2. When people show you who they are, believe them- Maya Angelou

 

Looking back, I saw many signs that the relationship that I was in was not the one that I wanted to be in. I am not here to dog him out. However, there were many situations when I was there for him during difficult times but he was rarely there for me during difficult times. He showed me time and time again that he was incapable of being there for me. This time, I listened. Moving forward, I will accept everyone's behaviour as truth- not excuse it. 

 

3. When you're going through hell, keep going- Winston Churchill. 

 

I love this quote so much that I have it on my fridge. While I was pregnant, it was so difficult to get out of bed and go to yoga, work and to even interact with people. I would muster up the energy to face myself and others everyday because I knew that there was an end to what I was going through. And, alas, there was! I kept going and, through that, I learnt how strong I really am.

 

4. Quit beating yourself up, you are not a finished product. You are a work in progress- Joel Osteen.

 

Sometimes negative thoughts of how I let a man like my ex-boyfriend into my life come over me. I find myself being washed with guilt of allowing myself to be swept away by someone who was clearly not good news for me. And then, I decide to be kind to myself and trust the journey. I have mercy on myself because I know that I am learning and, sometimes, things aren't as clear they may seem but I will be okay.

 

5. 'I have decided to stick with love.

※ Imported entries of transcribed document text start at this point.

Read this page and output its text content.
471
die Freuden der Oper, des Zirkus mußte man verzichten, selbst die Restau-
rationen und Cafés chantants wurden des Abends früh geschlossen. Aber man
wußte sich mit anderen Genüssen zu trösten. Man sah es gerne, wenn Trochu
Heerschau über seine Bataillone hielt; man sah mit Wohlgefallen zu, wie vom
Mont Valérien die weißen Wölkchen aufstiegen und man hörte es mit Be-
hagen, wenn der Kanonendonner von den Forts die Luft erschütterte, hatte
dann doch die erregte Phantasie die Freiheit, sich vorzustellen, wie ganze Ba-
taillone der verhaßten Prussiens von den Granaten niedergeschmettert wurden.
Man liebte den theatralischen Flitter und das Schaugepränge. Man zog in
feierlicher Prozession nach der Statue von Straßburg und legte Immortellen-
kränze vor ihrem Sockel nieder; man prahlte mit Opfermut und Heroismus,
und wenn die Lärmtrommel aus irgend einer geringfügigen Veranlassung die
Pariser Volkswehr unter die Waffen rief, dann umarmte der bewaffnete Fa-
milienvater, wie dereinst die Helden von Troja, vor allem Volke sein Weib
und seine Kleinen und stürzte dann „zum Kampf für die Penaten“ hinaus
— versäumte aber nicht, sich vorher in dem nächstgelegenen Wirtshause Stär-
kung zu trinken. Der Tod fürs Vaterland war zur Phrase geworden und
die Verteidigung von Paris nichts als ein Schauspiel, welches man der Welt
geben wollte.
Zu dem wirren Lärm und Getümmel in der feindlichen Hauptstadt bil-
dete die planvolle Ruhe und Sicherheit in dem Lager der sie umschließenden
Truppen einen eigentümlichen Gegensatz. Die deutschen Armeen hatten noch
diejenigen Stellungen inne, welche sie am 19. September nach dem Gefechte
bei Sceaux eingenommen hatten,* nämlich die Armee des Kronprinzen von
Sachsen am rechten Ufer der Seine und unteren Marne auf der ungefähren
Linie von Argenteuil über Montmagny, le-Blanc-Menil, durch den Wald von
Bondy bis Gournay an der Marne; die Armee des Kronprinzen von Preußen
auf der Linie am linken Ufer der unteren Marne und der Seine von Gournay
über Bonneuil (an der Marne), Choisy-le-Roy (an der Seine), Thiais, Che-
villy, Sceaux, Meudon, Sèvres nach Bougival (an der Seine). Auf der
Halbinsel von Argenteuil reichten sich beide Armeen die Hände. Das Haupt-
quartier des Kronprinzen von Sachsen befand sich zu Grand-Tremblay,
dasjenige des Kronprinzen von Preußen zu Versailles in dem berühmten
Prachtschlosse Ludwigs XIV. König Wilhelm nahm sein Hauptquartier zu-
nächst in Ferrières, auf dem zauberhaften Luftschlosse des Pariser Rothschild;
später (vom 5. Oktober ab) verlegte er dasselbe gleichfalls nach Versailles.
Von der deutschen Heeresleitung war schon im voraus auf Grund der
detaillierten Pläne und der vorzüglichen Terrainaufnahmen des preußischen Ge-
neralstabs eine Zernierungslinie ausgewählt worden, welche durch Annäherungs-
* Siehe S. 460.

Hate is too great a burden to bear- Martin Luther King Jnr.

 

It's easy to hate someone after doing you wrong. Initially after everything happened, I blamed my ex-boyfriend for contributing to the stress that caused my miscarriage. But those thoughts were heavy. They were weighing me down. They wore heavy on my soul because ultimately I know that what has happened, has happened, and it is only beneficial for me to move forward. The love that I have for him is gone but I can stick with love for myself. Forgiving him is for me. And, forgiveness doesn't have to mean that I am his best friend. In this case, it means that I am not choosing to let negativity rule my life.